Install and configure the latest Apache 2.2.x using the ports tree. There is no longer any reason to use the old Apache 1.3.x branch. It’s a very good idea to setup virtual hosting immediately as it can provide a small additional layer of security. We will also set the default web page to redirect visitors to a search engine (or other site). 

Name-based virtual hosting makes web site enumeration more difficult for a hacker, as he does not know how many websites are being hosted by a given server, and thus cannot reach the domain we’re using for eCommerce without knowing more than just the IP address.
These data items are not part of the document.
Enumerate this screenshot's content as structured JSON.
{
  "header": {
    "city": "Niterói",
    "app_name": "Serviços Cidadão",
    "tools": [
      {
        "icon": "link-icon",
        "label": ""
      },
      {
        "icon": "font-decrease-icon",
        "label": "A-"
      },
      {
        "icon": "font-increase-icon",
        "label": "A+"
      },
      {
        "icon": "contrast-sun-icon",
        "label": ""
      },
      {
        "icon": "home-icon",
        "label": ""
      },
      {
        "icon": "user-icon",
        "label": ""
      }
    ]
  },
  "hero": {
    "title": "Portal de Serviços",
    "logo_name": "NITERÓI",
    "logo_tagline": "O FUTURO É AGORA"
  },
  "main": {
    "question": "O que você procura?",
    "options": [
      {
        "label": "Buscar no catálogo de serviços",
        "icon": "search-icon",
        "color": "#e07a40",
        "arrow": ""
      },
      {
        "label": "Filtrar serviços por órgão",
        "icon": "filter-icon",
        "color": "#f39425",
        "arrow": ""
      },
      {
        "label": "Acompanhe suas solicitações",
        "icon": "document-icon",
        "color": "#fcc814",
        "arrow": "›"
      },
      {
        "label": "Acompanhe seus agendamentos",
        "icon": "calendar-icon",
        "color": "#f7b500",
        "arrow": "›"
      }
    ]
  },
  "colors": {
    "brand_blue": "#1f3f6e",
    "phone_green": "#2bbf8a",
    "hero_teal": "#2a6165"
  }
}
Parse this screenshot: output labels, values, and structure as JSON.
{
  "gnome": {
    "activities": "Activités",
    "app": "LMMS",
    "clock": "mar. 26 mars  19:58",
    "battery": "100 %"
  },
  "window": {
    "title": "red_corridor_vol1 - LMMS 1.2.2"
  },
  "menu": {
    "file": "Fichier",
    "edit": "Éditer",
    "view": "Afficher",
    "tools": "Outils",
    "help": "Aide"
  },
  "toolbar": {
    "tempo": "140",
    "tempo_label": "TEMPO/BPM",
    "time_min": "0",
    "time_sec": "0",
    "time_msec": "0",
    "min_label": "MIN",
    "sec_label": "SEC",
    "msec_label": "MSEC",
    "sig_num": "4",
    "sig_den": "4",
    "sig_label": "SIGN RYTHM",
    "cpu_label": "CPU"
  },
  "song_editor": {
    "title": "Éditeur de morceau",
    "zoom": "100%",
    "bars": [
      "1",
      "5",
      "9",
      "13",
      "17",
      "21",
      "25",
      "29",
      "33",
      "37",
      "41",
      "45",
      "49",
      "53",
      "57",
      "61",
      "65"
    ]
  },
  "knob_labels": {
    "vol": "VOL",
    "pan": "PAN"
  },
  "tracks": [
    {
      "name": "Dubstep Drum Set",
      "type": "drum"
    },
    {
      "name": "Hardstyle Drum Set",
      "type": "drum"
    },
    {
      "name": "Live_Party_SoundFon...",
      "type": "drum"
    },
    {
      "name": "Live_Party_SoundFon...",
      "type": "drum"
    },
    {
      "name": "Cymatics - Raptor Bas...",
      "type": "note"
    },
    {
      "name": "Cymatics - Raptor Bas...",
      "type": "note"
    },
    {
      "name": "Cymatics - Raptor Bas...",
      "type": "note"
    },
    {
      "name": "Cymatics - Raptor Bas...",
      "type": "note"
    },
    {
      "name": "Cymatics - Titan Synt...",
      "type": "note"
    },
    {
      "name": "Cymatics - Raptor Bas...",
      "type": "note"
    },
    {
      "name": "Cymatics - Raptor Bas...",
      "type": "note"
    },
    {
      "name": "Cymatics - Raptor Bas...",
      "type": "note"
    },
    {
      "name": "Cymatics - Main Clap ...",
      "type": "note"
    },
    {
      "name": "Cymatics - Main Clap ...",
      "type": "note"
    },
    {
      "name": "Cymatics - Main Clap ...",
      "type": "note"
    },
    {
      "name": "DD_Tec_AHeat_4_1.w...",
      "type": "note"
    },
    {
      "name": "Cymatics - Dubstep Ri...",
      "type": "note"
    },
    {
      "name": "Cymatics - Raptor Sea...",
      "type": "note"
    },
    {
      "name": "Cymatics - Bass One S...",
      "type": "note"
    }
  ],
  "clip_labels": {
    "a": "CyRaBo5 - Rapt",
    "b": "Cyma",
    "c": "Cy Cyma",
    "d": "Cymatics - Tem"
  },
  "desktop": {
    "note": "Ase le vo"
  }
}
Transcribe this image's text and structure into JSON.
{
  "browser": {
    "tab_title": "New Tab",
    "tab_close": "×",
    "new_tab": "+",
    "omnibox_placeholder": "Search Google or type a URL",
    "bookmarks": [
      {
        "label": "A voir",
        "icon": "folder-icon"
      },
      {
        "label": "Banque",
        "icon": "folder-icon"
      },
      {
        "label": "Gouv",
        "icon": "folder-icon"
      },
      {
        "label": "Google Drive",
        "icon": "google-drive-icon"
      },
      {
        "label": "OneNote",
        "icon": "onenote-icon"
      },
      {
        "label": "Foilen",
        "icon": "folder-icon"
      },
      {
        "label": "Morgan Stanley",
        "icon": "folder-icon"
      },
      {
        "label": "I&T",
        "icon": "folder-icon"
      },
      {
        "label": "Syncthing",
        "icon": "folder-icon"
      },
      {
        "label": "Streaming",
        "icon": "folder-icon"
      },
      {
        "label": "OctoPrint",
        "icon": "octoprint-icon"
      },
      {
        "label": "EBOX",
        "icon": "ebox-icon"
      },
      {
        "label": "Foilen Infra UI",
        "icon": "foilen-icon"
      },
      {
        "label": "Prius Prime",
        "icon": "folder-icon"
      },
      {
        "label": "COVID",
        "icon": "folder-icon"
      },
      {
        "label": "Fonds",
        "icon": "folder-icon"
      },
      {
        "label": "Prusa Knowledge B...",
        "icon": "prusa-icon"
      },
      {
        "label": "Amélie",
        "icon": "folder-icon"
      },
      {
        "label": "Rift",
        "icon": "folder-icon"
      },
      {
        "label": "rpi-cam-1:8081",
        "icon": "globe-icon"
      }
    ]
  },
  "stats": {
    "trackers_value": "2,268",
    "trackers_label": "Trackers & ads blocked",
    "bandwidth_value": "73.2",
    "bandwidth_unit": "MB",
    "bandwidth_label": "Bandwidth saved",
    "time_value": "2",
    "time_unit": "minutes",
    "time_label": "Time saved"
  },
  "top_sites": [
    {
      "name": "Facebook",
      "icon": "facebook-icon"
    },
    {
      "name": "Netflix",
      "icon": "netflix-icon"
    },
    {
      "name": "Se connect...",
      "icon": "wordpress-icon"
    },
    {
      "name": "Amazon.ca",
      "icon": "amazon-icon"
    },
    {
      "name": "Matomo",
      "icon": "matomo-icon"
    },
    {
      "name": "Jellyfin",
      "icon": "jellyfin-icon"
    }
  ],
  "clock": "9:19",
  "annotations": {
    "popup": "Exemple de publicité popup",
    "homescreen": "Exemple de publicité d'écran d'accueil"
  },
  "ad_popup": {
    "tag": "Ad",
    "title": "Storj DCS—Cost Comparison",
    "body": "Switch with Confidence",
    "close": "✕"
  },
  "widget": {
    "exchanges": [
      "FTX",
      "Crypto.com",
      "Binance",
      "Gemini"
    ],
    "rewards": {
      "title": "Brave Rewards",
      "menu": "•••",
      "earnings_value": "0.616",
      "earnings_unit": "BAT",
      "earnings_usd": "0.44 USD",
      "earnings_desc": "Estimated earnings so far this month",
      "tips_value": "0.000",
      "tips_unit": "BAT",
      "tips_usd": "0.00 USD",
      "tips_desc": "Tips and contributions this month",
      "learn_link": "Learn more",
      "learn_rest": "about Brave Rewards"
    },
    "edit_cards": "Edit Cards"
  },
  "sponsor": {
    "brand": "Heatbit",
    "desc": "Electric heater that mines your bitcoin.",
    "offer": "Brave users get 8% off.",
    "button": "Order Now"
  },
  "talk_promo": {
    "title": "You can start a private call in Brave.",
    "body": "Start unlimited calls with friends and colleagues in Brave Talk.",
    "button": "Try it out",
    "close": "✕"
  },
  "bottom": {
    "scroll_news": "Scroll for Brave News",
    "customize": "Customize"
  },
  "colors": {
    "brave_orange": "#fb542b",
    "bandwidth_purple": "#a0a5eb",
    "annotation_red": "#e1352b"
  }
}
If Apache's name-based virtual hosting is setup immediately, an attacker would need to query a full DNS or use the somewhat limited DNS tools for name-based virtual hosting available on the web to try to enumerate all the virtual host names hosted at a given IP address - this is a little harder than it may first appear. Additionally, since no web traffic should be expected on the default virtual host (which receives all traffic directed to the host's IP address but not a specific virtual host, such as a .com or .net), it will be interesting for the operator to watch the error logs of the default virtual host, and optionally log those requests to a different log file.

Start by installing Apache from the ports tree. Make sure you add the MySQL option.

# cd /usr/ports/www/apache22

# make install clean

Configure Apache 2.2.x as you would normally. The details of configuring Apache will not be covered in detail here, however the configuration file is heavily commented and easy to follow. For our purposes, we will make sure we enable MySQL support and disable mod_dav and mod_dav_fs, and leave the rest as defaults.

From within the jail, Apache's main configuration file is located at /usr/local/etc/apache22/httpd.conf, and from the host system, the same configuration file would intuitively be found at /usr/jails/webjail/usr/local/etc/apache22/httpd.conf (simply add /usr/jails/webjail to access the file when not within the jail). For our purposes, we need to edit and change DirectoryIndex to one that includes PHP file that end with .php:

DirectoryIndex index.php index.html index.htm

You will also need to change Apache’s Listen and ServerName directives in httpd.conf to the jail’s private address and port, or else Apache will not be able to start:

Listen 10.0.0.1:80

ServerName 10.0.0.1:80

Check your jail's rc.conf and make sure the hostname= is an FQDN (fully qualified domain name), else Apache will not start correctly. Alternatively, you could also set the hostname in /etc/rc.conf to anything of your choosing as long as you have a similar entry in the /etc/hosts file.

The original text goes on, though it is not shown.